During his time in the Navy Alec served across the South Pacific, but one of his most memorable duties was visiting Japan after the bombing of Hiroshima.

“It was a very eerie and desolate place, but the one thing that stood out to me was the grass was growing amongst the rubble – and they said nothing would ever grow there again,” he recalls.

Meanwhile, he and Joan had kept their romance alive by writing to each other regularly – on one occasion, Alec sent a 73-page letter.

“It arrived at my work on a Saturday morning and it was huge – my boss saw me reading it and I thought I was going to lose my job,” Joan laughs.

Once Alec returned to Australia he and Joan began seeing each other again.

“He proposed to me on Bourke Street in front of a jewellery shop.
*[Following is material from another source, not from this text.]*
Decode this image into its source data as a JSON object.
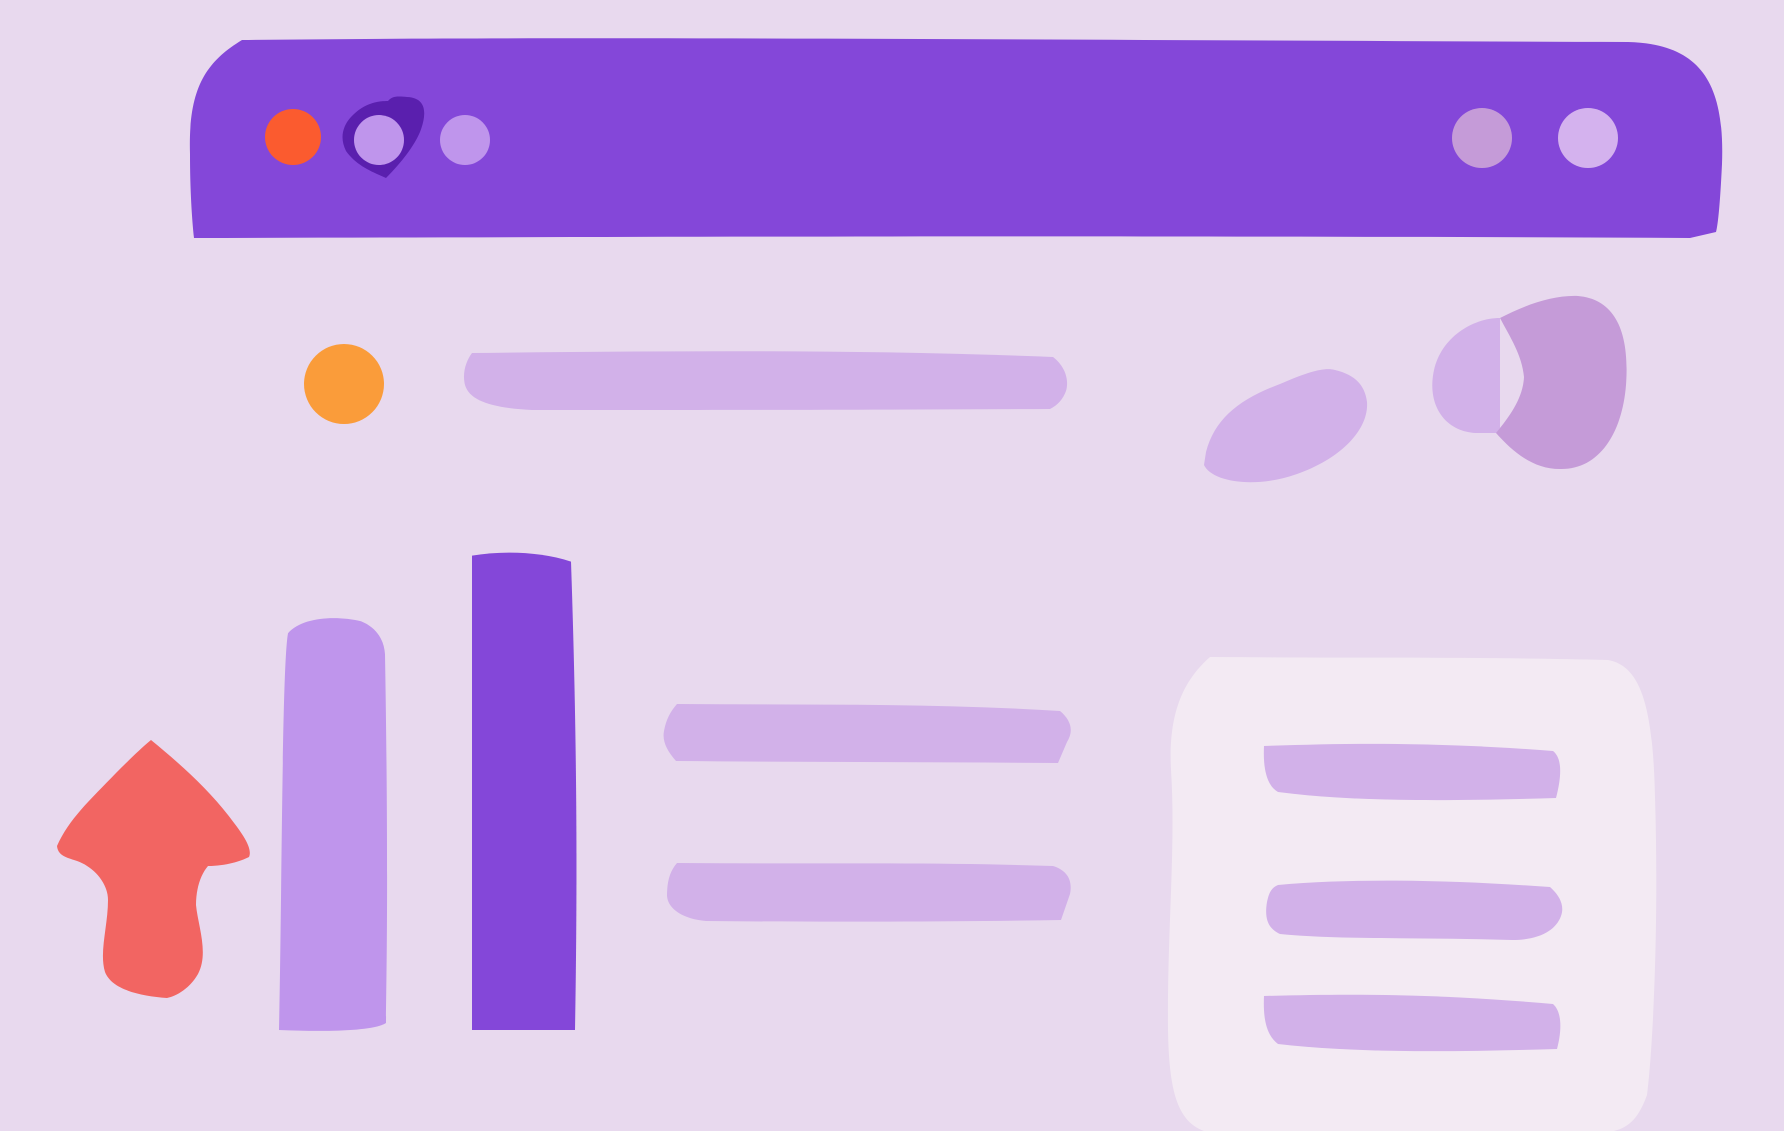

He pointed at the rings and said which one you want?” she says.

“I said, hang on you haven’t actually asked me yet! And he said ‘Well will you or won’t you?’, and that was my engagement.”

They built their life together from humble beginnings, as many couples did at the time, due to post-war shortages and restrictions.

The couple reminisce about their first home, car and going camping with their baby daughter. They didn’t have much but they were happy.

They started a cleaning business and moved to Brisbane. Alec continued working into his 70s and they moved into our Inverpine community in 1997.

Joan says the secret to a long and happy marriage is communication.

“Alec is starting to lose his hearing but continues to nod in agreement with what I am saying and say “Yes Dear”. Blind acceptance is very important,” she smiles.